To determine the time to immediate and sustained clinical improvement in pain and sleep quality with pregabalin in patients with fibromyalgia.

Design.

A post hoc analysis of four 8- to 14-week phase 2–3, placebo-controlled trials of fixed-dose pregabalin (150–600 mg/day) for fibromyalgia, comprising 12 pregabalin and four placebo treatment arms.

Patients.

A total of 2,747 patients with fibromyalgia, aged 18–82 years.

Methods.

Pain and sleep quality scores, recorded daily on 11-point numeric rating scales (NRSs), were analyzed to determine time to immediate improvement with pregabalin, defined as the first of ≥2 consecutive days when the mean NRS score was significantly lower for pregabalin vs placebo in those treatment arms with a significant improvement at endpoint, and time to sustained clinical improvement with pregabalin, defined as a ≥1-point reduction of the baseline NRS score of patient responders who had a ≥30% improvement on the pain NRS, sleep NRS, or Fibromyalgia Impact Questionnaire (FIQ) from baseline to endpoint, or who reported “much improved” or “very much improved” on the Patient Global Impression of Change (PGIC) at endpoint.

Results.

Significant improvements in pain and sleep quality scores at endpoint vs placebo were seen in 8/12 and 11/12 pregabalin treatment arms, respectively (P< 0.05).
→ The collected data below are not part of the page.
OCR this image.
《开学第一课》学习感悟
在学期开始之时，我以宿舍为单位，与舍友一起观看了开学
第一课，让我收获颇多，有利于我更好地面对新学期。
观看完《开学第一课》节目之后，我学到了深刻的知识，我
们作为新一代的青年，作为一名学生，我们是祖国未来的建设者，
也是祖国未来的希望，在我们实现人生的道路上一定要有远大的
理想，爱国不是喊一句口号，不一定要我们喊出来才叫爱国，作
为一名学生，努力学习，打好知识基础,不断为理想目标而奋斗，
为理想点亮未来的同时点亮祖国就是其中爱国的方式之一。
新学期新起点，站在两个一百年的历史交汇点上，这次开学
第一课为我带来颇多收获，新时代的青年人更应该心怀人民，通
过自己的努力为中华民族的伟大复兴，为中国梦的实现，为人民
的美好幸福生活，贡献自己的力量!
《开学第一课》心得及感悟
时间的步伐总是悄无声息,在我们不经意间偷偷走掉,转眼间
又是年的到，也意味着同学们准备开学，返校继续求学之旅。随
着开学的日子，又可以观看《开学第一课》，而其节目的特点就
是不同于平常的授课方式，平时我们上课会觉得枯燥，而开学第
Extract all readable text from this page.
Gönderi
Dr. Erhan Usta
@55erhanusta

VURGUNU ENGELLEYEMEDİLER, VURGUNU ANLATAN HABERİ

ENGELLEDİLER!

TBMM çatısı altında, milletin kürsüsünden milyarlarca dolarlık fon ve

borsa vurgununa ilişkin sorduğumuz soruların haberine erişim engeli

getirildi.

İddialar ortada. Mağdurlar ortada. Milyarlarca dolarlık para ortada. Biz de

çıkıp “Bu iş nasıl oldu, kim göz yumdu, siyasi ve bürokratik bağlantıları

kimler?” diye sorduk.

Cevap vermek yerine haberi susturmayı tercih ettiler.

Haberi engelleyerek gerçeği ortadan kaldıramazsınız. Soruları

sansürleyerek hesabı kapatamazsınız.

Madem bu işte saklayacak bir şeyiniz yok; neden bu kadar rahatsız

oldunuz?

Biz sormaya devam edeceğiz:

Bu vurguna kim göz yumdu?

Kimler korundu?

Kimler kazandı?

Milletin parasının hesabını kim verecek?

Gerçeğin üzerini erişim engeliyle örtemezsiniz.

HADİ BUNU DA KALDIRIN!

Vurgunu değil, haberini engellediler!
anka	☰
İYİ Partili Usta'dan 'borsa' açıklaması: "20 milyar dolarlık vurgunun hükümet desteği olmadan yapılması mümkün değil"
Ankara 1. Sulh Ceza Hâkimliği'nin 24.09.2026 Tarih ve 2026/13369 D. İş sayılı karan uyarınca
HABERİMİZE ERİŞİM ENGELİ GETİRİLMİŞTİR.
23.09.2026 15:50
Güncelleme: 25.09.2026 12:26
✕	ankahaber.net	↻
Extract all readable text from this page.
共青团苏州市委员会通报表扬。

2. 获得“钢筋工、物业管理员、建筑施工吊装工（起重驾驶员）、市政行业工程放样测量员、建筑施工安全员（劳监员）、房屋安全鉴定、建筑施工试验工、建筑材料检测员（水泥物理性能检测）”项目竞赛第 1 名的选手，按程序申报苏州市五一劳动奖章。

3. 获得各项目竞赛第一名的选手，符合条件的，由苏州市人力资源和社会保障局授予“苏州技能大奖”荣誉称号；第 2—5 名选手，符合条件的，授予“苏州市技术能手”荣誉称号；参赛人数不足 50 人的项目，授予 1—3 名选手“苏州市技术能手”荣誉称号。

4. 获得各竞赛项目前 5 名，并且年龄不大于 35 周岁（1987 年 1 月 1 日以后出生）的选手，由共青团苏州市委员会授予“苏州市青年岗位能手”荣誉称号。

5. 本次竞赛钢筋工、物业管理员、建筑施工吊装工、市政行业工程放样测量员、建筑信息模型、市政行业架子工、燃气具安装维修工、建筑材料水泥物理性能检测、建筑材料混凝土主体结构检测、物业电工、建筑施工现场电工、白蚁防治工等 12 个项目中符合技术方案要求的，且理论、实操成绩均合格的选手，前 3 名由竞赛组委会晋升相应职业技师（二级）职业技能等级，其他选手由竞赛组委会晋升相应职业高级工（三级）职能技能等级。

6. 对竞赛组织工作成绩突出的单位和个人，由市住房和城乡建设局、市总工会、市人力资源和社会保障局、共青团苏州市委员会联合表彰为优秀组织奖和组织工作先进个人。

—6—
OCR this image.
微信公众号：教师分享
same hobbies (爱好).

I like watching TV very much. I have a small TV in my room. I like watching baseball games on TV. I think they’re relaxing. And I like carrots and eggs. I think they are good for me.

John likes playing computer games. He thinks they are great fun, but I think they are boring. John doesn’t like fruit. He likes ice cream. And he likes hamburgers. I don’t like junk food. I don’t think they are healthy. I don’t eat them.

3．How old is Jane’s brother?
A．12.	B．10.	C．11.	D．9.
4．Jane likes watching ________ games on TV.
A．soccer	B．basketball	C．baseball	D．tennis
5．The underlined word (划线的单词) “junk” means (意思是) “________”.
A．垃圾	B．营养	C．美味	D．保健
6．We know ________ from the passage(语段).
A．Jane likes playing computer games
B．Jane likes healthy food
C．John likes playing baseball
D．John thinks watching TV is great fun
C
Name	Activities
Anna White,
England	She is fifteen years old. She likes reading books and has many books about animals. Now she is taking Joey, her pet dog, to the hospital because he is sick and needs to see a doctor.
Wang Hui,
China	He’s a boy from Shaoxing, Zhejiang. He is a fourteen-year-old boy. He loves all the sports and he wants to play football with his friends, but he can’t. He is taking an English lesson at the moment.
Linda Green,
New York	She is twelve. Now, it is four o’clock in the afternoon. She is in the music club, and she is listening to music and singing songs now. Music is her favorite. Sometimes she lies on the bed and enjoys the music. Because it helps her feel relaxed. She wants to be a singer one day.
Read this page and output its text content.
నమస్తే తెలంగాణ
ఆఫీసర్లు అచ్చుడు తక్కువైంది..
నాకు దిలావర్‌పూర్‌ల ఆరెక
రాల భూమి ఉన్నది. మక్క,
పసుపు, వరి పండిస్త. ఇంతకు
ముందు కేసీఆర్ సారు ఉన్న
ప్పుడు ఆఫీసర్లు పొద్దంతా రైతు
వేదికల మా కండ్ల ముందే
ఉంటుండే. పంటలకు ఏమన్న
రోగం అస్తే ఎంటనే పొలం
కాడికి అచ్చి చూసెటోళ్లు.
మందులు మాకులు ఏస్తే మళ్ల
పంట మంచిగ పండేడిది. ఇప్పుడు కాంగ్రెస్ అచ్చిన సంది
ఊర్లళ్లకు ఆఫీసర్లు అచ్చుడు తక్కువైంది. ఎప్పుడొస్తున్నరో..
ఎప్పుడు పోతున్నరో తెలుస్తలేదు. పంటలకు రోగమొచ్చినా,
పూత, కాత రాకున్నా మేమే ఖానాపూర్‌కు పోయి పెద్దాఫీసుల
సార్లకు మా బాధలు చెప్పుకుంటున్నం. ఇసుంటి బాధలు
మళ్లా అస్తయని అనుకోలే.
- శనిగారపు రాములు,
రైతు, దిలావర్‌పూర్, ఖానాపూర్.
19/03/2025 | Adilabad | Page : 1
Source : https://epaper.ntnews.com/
In these arms, time to immediate improvements in pain or sleep occurred by day 1 or 2. Time to sustained clinical improvement occurred significantly earlier in pain, sleep, PGIC, and FIQ responders (P< 0.02) with pregabalin vs placebo.

Conclusions.

Both immediate and sustained clinical improvements in pain and sleep quality occurred faster with pregabalin vs placebo.